Uni Eropa menghadapi reaksi yang semakin meningkat atas apa yang disebut banyak orang sebagai celah hak cipta yang menghancurkan dalam penerapan Undang-Undang AI-nya.
Kritikus, termasuk Axel Voss, arsitek utama arahan hak cipta UE 2019, berpendapat bahwa undang-undang tersebut tidak dirancang dengan model AI generatif—seperti yang dapat membuat teks, musik, atau gambar berdasarkan petunjuk sederhana—dalam pikiran.
Sementara Undang-Undang Kecerdasan Buatan bertujuan untuk mengatur perusahaan teknologi, Voss mengklaim gagal melindungi hak-hak kreatif Eropa, membuat mereka rentan terhadap eksploitasi oleh perusahaan teknologi besar.
Kurangnya ketentuan yang kuat tentang perlindungan hak cipta, terutama mengenai pengecualian teks dan penambangan data (TDM) yang kontroversial, telah mengkhawatirkan penulis, musisi, dan organisasi budaya.
Mereka berpendapat bahwa kerangka kerja saat ini memungkinkan perusahaan besar untuk secara bebas memanen kekayaan intelektual dalam jumlah besar tanpa memberikan kompensasi yang adil atau pengakuan yang tepat untuk pencipta aslinya.

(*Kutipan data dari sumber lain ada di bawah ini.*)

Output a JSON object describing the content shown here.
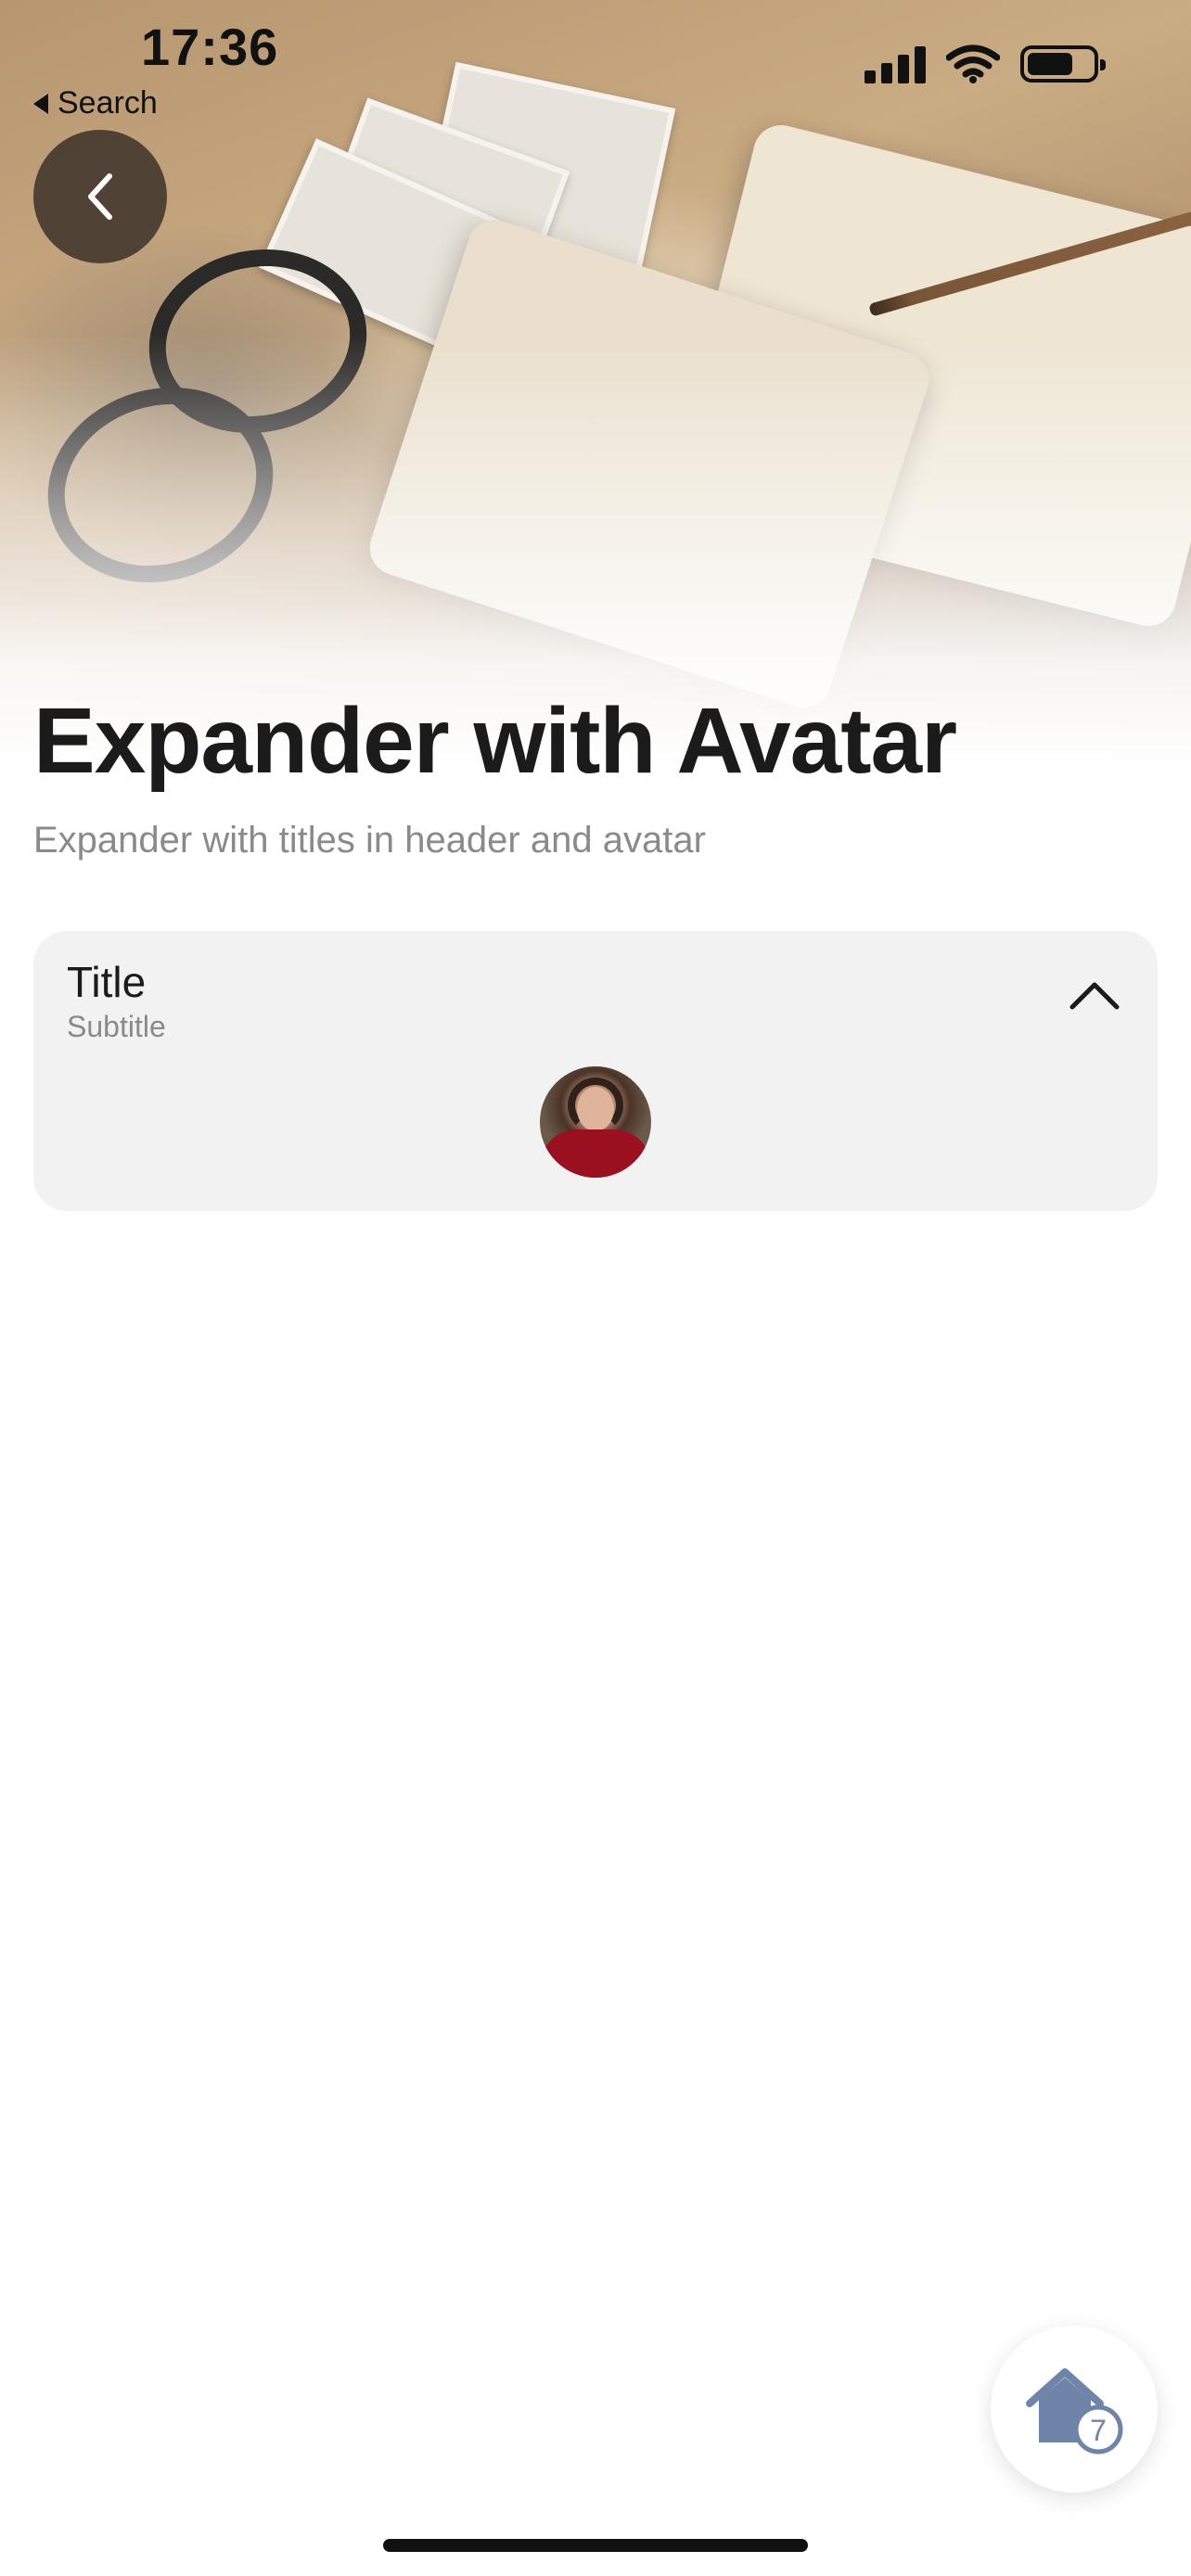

Tanpa sarana praktis bagi para kreatif untuk memilih untuk tidak menggunakan karya mereka dalam aplikasi AI, banyak yang khawatir hak-hak mereka diinjak-injak. Untuk saat ini, masih harus dilihat bagaimana UE akan mengatasi kekhawatiran ini dan apakah undang-undang yang lebih kuat akan diperkenalkan untuk melindungi industri kreatif.